Since then, Save the Waves has been working with the international insurance brokers Willis Towers Watson (WTW) to develop a bespoke financial model, in collaboration with the local community. Firstly, they had to identify a measurable trigger for the payouts. WTW considered many metrics, but "rainfall appears to represent the most robust and suitable single-trigger option for the region," says Juanita Blanco, director of alternative risk transfer solutions for Latin America at WTW.

This was backed up by 40 years of rainfall data coupled with ten years of data on the number of surfer visits, which revealed that wetter conditions cause more disruption, explains Diego Sancho Gallegos, director of conservation programmes at Save the Waves. "We saw that every time there was a very big storm, there was a clear dip in surfer visitation, associated with accumulated rainfall."

Local Dependence and Vulnerability

A survey of 50 local businesses showed that, on average, 70% of their income was dependent on surf tourism. Several are informal operators such as surf photographers, guides, and boat drivers who are especially vulnerable to changeable weather. "It's crazy," says Strong-Cvetich. "People can predict their income based on the surf report."

The payout will be triggered once weather conditions reach an extreme associated with observable income loss, according to Blanco. It will be distributed to anywhere between a few hundred and several thousand beneficiaries in the region. The size of the payout is still being determined, as well as which insurer it will be, but WTW is now shopping the idea around to several companies. If everything aligns, Save the Waves would like to have a pilot running by June to kickstart the rainy surf season, Gallegos adds.

Challenges and Future Goals

Save the Waves aims to continue refining the insurance to include a dedicated payout for ecosystem restoration in the future. Rebuilding coastal mangroves could create a stronger buffer against run-off from the land into the sea during big storms, which can damage surf quality. Restoring watersheds may also reduce erosion and flooding risks for residents. More broadly, it connects with the organization's overall vision that "we can protect the environment using surfing as the hook," Strong-Cvetich explains.

The pioneering programme has not been hurdle-free. Angelo Picardo, Save the Waves' local coordinator in the country, points out: "El Salvador is a developing country and we don't have an insurance culture—people don't even have health insurance—so there's a lot of work you have to do on the ground to bring people on board."

Another challenge has been funding the premiums without burdening local businesses. Other community-focused parametric projects have relied on philanthropic funding or explored options such as a tourism tax. Save the Waves is in talks with the Salvadorian government, which since 2019 has been channelling millions from loans into a nationwide surf tourism initiative. The surfing enthusiasts are hopeful that the comparatively small cost of the annual premium would be "a drop in the bucket" compared with these investments, Gallegos says.

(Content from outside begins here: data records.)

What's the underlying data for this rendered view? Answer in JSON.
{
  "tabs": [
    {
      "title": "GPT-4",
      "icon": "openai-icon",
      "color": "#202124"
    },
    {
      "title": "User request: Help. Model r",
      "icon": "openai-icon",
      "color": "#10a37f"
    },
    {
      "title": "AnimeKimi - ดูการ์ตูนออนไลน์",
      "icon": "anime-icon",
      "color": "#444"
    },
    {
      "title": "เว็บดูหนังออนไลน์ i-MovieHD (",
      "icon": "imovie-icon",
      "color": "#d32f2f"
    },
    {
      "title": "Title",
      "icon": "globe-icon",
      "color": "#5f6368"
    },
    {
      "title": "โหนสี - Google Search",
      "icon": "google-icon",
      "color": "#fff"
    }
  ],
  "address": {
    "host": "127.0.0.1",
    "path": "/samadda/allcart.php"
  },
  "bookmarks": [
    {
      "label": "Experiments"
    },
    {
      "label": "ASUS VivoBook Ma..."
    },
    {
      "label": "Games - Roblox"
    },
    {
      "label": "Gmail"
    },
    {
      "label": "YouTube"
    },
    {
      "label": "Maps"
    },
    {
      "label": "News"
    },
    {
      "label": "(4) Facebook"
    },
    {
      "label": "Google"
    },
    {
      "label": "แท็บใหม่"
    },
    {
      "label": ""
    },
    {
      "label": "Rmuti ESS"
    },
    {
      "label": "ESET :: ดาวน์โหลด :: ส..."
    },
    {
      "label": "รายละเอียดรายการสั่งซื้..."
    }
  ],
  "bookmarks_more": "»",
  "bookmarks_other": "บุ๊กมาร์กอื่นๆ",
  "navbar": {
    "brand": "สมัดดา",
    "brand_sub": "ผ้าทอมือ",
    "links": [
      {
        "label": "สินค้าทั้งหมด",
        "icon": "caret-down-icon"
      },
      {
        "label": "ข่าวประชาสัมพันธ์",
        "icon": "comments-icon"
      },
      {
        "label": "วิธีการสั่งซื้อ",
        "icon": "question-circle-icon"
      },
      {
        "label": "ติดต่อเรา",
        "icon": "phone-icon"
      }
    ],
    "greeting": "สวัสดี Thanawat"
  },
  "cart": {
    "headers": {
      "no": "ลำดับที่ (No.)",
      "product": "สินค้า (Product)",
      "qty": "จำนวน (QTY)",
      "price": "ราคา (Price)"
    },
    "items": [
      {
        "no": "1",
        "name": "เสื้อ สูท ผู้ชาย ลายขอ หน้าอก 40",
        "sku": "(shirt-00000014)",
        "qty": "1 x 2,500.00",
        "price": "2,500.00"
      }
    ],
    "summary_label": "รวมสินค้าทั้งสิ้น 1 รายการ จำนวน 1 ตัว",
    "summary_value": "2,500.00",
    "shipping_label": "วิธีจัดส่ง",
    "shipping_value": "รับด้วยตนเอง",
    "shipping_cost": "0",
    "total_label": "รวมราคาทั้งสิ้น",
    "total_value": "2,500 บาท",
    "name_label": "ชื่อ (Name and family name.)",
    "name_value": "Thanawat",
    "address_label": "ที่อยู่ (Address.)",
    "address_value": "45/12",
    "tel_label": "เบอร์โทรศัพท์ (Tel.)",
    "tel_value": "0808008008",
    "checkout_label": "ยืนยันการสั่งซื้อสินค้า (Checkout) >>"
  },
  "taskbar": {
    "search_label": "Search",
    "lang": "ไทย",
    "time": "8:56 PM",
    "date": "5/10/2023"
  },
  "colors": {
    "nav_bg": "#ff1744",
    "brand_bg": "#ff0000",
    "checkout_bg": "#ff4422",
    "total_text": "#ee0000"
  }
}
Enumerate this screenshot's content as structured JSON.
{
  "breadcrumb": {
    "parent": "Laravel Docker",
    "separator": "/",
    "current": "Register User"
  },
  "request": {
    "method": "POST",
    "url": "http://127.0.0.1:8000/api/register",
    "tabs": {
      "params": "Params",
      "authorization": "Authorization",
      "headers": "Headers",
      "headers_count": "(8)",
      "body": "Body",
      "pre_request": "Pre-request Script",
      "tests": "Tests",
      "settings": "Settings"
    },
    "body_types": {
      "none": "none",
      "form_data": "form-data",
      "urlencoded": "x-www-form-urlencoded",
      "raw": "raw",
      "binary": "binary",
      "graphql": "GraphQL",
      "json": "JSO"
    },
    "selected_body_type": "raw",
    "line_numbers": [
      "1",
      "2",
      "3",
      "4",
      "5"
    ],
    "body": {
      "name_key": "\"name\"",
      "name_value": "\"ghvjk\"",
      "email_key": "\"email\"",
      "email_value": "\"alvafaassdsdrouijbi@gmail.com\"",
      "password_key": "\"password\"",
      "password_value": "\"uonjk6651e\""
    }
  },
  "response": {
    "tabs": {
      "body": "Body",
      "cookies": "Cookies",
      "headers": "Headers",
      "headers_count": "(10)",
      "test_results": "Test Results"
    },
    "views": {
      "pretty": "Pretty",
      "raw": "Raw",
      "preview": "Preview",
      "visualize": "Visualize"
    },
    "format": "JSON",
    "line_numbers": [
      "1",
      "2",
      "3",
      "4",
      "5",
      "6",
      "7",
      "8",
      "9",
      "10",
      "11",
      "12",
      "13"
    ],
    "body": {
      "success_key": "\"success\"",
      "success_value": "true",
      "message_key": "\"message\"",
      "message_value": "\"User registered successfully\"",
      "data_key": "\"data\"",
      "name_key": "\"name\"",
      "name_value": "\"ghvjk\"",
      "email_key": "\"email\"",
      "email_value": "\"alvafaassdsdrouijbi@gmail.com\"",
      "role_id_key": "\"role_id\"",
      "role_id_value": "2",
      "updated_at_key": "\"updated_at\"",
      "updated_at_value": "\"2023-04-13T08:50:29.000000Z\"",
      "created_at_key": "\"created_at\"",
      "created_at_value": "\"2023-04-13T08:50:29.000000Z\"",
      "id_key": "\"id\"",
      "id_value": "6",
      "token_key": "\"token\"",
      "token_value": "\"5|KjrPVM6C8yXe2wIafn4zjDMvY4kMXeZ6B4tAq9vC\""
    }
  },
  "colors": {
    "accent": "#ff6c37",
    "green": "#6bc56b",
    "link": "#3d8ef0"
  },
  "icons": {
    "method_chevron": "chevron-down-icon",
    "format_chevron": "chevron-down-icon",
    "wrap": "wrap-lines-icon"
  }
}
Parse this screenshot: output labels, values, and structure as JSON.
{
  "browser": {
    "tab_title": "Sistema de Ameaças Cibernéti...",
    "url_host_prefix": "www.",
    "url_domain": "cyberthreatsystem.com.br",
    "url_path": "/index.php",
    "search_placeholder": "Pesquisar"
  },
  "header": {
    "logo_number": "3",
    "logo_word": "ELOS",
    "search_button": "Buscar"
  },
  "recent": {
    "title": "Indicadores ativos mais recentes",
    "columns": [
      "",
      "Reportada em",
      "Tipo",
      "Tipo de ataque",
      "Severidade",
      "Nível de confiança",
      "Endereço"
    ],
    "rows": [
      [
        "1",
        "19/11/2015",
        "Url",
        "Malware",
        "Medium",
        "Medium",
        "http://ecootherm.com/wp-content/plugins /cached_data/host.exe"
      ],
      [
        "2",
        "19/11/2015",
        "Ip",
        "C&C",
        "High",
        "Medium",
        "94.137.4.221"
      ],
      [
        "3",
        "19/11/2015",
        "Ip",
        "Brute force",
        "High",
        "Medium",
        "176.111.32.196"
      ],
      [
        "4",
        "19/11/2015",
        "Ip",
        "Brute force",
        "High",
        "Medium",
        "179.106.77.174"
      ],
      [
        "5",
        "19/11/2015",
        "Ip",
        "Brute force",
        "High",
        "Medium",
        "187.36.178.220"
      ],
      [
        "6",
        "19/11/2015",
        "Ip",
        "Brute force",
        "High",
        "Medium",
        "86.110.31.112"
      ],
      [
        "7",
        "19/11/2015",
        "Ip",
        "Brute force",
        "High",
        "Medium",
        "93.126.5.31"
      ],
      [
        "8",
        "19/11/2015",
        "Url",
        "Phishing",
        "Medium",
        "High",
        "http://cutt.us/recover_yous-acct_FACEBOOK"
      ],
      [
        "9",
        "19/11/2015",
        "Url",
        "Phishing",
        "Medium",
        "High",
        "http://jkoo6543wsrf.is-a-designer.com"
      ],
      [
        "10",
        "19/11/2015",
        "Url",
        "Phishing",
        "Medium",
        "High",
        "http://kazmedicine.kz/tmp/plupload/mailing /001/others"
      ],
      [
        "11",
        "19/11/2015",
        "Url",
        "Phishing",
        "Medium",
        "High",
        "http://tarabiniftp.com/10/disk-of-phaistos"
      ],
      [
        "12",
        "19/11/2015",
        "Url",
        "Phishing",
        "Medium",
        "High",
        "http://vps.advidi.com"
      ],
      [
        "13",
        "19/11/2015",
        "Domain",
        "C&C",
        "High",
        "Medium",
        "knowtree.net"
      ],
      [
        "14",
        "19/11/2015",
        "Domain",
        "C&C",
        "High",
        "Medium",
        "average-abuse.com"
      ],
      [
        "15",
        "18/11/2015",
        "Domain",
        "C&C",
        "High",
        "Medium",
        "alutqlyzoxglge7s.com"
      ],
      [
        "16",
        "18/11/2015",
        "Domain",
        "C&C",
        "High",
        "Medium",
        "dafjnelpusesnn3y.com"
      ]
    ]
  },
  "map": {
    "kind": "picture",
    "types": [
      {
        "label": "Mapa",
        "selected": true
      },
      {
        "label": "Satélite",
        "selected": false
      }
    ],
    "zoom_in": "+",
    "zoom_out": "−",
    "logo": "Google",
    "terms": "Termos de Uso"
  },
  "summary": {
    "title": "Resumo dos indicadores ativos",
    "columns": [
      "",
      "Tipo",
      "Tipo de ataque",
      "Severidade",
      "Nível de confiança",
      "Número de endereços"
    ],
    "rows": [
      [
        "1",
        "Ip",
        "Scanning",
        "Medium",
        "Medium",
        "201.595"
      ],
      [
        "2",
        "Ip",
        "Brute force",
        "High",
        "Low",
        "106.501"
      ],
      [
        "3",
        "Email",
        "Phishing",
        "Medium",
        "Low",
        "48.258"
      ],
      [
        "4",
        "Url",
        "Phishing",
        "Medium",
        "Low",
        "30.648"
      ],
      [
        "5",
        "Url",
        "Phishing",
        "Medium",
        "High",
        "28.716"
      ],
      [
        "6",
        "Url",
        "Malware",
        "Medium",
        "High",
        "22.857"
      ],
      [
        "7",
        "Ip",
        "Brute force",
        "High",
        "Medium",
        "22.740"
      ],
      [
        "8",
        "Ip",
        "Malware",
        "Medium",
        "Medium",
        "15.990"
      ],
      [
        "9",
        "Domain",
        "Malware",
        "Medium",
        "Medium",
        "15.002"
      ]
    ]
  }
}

Broader Implications and Expert Insights

This type of insurance is bound to spread as more communities and ecosystems experience weather extremes, according to Swenja Surminski, an international expert on innovative insurance for ecosystems at the London School of Economics, who is not involved with the project. But she warns that "parametric solutions must be combined with broader resilience and adaptation strategies," such as disaster planning, ecosystem restoration, and stronger building standards to protect these places more holistically.

From lived experience in Oriente Salvaje, Barraza agrees that no matter how innovative, insurance must exist in a patchwork of solutions: the community does not only face income losses, he says, but also landslides, property damage, and poor water quality when storms strike.

For now at least, the insurance programme feels as promising as the crisp waves that roll into Oriente Salvaje on a good-weather day. "Everybody's positive. There's nothing but good things to hear from this," Barraza concludes. "We just hope that it turns out to be the best that it can be."